HDLコレステロール 脂質異常症、動脈硬化等の病気を検査する
HDLコレステロールは血中の余分なコレステロールを肝臓に戻す役割があり、動脈硬化を発症する原因となるLDLコレステロールを取り除きます。このため、HDLコレステロールが血中に少ないと血管壁にコレステロールが沈着しやすくなり、動脈硬化の進行・脳梗塞・肝硬変・虚血性心疾患・腎不全・糖尿病などを発症することになります。
HDLコレステロール値の目安
値mg/dl | 判定 | 対策 |
19以下 | 先天性異常の可能性 | 脂質の精密検査を行う。 |
20~39 | 動脈硬化の可能性あり。食事療法・運動療法・禁煙などの生活習慣の改善を行う。症 | |
40~99 | 正常 | 女性の場合は50~109mg/dl |
100以上 | 高HDLコレステロール血症・先天性異常の可能性 | 原因の精密検査を行い、冠動脈疾患・その他の危険因子の有無を確認する。食事療法・運動療法・薬物療法も併せて行う。。 |
年齢を重ねるとともに、数値が低下します。男性は女性より低下する傾向にあります。
LDLコレステロール 動脈硬化などの病気を検査する
脂肪であるコレステロールは蛋白と結合して血中に存在します。この蛋白とはLDLコレステロールであり、血管から全身に運ばれます。LDLコレステロールは悪玉コレステロールともいわれ、増加することで血管壁に沈着して動脈硬化を発症する危険性が高くなります。

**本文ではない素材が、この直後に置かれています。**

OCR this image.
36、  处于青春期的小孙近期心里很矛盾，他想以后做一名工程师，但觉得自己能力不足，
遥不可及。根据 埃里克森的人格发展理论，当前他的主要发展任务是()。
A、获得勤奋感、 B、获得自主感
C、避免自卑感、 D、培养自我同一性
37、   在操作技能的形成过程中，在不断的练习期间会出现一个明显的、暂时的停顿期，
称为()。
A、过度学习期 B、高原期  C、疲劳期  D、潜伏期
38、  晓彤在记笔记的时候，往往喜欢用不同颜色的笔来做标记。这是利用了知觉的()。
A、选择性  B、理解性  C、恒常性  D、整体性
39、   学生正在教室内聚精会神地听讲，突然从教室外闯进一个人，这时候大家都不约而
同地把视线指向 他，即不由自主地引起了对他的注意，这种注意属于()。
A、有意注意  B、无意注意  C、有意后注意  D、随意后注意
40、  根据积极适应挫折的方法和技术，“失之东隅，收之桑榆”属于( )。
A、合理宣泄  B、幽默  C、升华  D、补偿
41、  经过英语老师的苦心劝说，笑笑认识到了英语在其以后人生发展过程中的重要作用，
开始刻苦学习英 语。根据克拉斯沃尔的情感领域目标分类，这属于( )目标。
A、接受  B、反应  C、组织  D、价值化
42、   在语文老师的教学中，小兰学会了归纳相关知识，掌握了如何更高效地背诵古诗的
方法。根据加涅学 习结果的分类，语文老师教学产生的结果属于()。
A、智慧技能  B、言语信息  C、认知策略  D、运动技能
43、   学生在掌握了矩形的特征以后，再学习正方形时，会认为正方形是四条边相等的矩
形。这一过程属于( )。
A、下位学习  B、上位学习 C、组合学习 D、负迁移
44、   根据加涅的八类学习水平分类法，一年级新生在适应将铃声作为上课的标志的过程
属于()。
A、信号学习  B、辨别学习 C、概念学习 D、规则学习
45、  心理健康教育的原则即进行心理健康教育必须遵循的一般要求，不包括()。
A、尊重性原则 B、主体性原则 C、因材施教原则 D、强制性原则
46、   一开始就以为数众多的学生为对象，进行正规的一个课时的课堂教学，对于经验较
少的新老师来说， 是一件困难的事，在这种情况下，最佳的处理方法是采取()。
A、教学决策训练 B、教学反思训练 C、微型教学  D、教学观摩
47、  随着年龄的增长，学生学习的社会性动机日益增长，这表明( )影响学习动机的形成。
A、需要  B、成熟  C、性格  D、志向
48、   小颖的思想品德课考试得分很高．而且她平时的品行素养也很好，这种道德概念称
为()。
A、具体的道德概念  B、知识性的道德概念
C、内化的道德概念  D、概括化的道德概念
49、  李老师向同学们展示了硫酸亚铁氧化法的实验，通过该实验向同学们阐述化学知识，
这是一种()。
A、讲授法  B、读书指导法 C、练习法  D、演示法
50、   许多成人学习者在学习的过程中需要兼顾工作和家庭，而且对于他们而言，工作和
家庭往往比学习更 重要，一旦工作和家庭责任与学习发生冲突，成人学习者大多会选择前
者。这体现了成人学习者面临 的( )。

数値が10mg/dl増加するごとに心筋梗塞の発症率が10~15%増加します。日本動脈硬化学会においては、HDLコレステロールが高いと総コレステロール値が高くなる方もいるため、総コレステロール値よりもLDLコレステロール値を判断の目安にするよう、診療指針を改定しています。
LDLコレステロール値の目安
値mg/dl | 判定 | 対策 |
60~119 | 正常 | 脂質の精密検査を行う。 |
120~139 | 境界域 | 動脈硬化の可能性があるため、食事・運動・禁煙などの生活習慣の改善を行う。 |
140以上 | 正常 | 原因の精密検査を行い、冠動脈疾患・その他の危険因子を調べる。食事療法・運動療法・薬物療法も併せて行う。 |
年齢を重ねるとともに、数値が低下します。男性は女性より低下する傾向にあります。